New mortgage forms: Steps to help stay on track for closing
Homebuyers will receive two new disclosure forms starting in October that will make it much easier to understand all the costs of a home loan.
This is an exciting and important change because these new forms — a Loan Estimate (LE) at the start of the loan application process and the Closing Disclosure (CD) at the end of the process — are a big step forward to help homebuyers see all their borrowing costs: the monthly payment, the long-term borrowing costs, the detailed costs for a particular mortgage, and the total cash needed when signing for a mortgage.
Because these forms are new for borrowers, real estate agents, and lenders, I suspect there will be hiccups this fall as we all get used to the changes. My overarching suggestion is stay on your toes and move quickly. That means provide information, review documents, ask questions, and make any changes sooner rather than later.
Here are seven steps for borrowers to consider for helping keep a mortgage application on track for an on-time closing:
1) Give your lender any documents necessary to complete the loan as soon as possible.

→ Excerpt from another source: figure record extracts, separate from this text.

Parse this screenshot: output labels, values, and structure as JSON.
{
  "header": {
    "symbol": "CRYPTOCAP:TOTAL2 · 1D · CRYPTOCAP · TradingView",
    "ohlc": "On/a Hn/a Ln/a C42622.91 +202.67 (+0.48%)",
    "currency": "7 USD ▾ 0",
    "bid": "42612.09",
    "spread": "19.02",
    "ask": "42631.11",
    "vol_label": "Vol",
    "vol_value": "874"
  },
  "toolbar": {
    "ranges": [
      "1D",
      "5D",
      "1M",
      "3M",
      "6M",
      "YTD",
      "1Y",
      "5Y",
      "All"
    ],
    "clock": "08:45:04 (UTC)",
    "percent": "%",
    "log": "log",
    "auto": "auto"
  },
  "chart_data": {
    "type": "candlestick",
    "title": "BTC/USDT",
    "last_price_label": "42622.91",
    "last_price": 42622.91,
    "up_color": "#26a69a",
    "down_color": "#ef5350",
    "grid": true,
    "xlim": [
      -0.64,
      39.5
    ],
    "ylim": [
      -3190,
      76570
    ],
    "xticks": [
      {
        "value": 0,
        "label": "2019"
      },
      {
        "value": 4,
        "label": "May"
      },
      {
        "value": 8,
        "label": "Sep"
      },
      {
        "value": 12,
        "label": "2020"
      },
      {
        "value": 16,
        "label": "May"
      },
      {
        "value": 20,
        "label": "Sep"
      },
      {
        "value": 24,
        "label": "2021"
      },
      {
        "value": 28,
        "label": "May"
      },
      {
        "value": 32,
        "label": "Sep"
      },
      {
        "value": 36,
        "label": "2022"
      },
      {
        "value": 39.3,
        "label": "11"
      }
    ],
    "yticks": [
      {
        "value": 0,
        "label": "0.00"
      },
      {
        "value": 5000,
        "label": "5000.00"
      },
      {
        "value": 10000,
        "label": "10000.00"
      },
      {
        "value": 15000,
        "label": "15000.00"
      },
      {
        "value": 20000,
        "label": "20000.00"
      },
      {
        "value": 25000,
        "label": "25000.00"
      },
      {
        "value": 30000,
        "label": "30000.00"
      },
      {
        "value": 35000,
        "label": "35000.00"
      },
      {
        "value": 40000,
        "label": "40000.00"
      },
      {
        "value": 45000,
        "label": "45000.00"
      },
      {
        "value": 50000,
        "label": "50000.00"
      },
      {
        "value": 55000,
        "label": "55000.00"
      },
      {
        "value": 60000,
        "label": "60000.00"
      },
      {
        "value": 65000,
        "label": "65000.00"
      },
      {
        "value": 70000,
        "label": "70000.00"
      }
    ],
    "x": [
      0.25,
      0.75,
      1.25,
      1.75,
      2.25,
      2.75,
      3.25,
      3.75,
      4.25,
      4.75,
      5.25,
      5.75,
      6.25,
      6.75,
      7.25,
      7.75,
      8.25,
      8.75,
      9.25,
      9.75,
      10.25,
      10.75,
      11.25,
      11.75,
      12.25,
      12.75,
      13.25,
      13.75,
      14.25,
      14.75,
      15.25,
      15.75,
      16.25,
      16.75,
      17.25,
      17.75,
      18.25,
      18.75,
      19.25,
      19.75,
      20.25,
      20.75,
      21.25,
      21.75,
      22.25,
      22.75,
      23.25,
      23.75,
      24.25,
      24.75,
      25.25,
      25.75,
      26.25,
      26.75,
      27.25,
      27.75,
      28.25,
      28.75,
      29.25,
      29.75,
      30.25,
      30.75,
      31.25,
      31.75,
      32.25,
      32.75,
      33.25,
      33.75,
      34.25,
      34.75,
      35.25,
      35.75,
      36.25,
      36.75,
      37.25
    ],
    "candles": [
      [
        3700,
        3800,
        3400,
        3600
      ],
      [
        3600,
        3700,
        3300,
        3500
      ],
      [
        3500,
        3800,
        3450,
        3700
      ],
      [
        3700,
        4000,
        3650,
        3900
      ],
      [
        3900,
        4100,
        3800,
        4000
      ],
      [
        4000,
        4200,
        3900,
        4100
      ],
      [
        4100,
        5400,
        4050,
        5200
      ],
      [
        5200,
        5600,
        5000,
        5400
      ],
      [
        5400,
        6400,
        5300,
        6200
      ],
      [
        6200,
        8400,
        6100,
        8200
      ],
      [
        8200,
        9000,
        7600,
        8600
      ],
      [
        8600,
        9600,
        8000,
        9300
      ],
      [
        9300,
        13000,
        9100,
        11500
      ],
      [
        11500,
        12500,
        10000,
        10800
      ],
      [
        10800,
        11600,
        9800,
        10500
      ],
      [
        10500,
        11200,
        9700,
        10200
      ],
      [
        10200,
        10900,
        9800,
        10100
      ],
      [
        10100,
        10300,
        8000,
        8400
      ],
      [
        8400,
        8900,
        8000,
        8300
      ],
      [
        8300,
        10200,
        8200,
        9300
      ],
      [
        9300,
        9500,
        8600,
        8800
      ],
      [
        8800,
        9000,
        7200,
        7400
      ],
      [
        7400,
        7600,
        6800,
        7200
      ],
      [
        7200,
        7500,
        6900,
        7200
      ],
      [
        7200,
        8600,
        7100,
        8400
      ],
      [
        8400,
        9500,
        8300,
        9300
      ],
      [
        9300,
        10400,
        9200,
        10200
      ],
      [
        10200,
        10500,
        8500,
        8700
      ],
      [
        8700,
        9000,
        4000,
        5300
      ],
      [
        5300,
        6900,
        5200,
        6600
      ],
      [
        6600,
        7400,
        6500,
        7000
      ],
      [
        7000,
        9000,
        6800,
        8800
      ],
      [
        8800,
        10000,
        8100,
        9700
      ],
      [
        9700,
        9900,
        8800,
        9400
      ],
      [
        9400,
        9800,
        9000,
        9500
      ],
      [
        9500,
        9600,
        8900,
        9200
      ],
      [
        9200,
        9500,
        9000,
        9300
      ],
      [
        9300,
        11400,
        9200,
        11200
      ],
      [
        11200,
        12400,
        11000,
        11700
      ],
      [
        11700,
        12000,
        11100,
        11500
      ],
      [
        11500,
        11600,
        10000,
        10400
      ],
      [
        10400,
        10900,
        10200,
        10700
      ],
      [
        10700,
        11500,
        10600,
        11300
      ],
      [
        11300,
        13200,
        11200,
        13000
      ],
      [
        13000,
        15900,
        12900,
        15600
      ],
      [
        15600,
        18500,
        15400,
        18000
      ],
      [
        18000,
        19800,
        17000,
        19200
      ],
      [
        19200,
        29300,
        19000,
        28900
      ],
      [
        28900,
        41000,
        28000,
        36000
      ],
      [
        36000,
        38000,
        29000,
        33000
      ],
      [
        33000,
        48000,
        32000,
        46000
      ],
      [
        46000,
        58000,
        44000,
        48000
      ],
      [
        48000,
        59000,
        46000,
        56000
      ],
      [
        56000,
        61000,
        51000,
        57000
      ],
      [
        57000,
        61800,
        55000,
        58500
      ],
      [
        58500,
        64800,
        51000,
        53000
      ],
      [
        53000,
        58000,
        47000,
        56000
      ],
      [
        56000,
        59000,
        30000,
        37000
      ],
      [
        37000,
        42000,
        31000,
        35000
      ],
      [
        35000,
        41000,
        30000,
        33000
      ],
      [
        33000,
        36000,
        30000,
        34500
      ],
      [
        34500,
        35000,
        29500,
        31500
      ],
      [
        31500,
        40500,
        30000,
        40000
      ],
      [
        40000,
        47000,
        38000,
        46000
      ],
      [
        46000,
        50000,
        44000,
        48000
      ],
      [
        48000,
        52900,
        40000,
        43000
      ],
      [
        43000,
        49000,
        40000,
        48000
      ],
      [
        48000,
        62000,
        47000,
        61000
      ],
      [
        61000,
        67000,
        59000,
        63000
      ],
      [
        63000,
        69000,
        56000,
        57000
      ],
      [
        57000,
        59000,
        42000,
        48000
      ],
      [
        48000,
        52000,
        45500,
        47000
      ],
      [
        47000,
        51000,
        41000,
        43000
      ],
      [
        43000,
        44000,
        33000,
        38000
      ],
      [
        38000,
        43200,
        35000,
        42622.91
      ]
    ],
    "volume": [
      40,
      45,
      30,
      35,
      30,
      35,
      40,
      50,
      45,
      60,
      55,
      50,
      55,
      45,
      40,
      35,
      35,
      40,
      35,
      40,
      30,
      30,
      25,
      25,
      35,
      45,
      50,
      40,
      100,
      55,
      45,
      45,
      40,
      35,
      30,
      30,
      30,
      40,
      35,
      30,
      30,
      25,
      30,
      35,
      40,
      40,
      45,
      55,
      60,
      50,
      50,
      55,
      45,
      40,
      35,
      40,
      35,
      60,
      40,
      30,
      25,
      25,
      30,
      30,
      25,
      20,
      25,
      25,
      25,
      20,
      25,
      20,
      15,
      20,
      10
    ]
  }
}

2) Read the Loan Estimate (LE) that you will receive when you apply for a mortgage and ask questions about anything you don’t understand. If there are revisions to the LE, look carefully at those changes and ask questions to resolve any issues as early as possible in the process.
3) If you need to make changes to your loan, make them sooner rather than later to avoid delaying the closing. Changes to your loan now trigger a mandatory 3-day waiting period to help ensure borrowers have ample opportunity to review and ask questions about changes.
4) Work with your real estate agent to conduct home inspections, order reports, such as pest inspections, and clear any contingencies as early in the process as possible.
5) Schedule your final walk-through well before the Closing Disclosure is issued, if possible.
6) Let your lender know as soon as possible about any changes or potential changes to the transaction that might affect the loan or the timing of closing.
7) Be prepared for the changes that are coming with these new disclosure forms. The new disclosures and the new processes that the federal government is requiring of lenders may add time to the loan and closing process, particularly in October and November as we all adapt to the new forms.
The mortgage industry’s average time to close a loan is currently around 48 days, according to this EllieMae report from July. suspect that average will climb a bit; and fast closings, of say 30 days, will be more difficult in coming months as borrowers, real estate agents, and lenders get used to the new forms. So in the near term my recommendation is do your part to help keep your loan moving forward but also expect a slower loan process — be prompt and be patient.